À l’occasion de la Journée mondiale de l’environnement célébrée le 5 juin, plusieurs centaines de personnes se sont mobilisées à travers la province de l’Ituri pour promouvoir la protection de la nature et la restauration des écosystèmes. À Bunia, le Collège des étudiants de l’Université de Bunia (UNIBU), en partenariat avec l’organisation Héritiers du Développement au Congo (HDC), a organisé une campagne de sensibilisation suivie d’une vaste opération de reboisement sur le site universitaire de Tséré.
Selon les organisateurs, 500 arbres ont été plantés au sein de la concession de l’UNIBU, tandis que près de 2 000 arbres ont été mis en terre dans différentes localités de la province dans le cadre de cette initiative environnementale.
Au-delà de la symbolique de la plantation d’arbres, les participants ont insisté sur l’urgence d’agir face aux défis environnementaux qui affectent l’Ituri, notamment la déforestation, la pollution des cours d’eau, la dégradation des terres et les conséquences des activités minières.
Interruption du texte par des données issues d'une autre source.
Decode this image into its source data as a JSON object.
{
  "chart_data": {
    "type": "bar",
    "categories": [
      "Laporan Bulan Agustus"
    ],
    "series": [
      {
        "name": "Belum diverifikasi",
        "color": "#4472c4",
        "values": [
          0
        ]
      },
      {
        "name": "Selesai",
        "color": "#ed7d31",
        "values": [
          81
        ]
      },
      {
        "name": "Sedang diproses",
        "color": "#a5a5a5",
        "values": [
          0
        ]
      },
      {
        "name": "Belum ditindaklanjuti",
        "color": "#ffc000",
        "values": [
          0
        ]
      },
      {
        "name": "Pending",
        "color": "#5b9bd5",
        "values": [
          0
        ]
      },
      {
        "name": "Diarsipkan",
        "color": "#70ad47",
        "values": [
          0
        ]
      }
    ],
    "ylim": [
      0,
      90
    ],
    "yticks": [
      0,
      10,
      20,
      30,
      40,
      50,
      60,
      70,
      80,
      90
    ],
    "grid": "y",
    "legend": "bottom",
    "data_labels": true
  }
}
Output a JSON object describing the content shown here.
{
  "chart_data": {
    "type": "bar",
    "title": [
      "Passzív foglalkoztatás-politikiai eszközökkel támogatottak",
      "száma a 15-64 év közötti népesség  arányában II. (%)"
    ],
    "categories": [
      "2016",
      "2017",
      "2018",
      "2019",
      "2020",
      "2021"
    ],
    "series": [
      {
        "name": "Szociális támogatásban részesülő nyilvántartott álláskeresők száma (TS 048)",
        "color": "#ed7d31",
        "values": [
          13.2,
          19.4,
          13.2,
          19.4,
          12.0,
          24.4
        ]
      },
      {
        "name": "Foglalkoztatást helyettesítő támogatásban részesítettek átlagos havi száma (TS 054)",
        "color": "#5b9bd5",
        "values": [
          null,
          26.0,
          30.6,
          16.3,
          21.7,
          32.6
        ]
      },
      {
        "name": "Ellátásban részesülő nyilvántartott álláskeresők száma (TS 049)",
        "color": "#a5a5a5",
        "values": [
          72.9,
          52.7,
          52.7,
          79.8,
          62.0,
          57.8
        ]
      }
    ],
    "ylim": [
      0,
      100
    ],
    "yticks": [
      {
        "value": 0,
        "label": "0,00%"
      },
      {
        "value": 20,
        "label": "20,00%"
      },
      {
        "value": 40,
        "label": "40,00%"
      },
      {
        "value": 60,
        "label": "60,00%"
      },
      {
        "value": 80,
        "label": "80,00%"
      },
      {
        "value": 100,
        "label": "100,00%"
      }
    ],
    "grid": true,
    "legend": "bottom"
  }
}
Pour Samuel Babombi, chef de programme de l’organisation HDC, la célébration de cette journée doit servir de rappel sur les responsabilités collectives en matière de protection de l’environnement.
« La protection de l’environnement ne doit pas être un simple discours de circonstance. Chacun doit jouer sa partition pour préserver les ressources naturelles dont dépend notre survie », a-t-il déclaré.
L’activiste environnemental a également interpellé les entreprises minières opérant en Ituri sur le respect des obligations environnementales prévues par la législation congolaise.
« Les exploitants miniers ont l’obligation de réparer les dommages causés à l’environnement. Lorsqu’une exploitation laisse des fosses ouvertes ou détruit des espaces forestiers, des mesures de restauration doivent être prises », a expliqué Samuel Babombi.
Selon lui, plusieurs sites affectés par l’exploitation minière continuent d’exposer les communautés locales à des risques importants.
« Nous appelons les entreprises minières à remblayer les trous laissés après l’exploitation, à restaurer les zones dégradées et à contribuer à la réhabilitation des rivières affectées par leurs activités. La restauration des écosystèmes doit faire partie intégrante de leurs responsabilités », a-t-il insisté.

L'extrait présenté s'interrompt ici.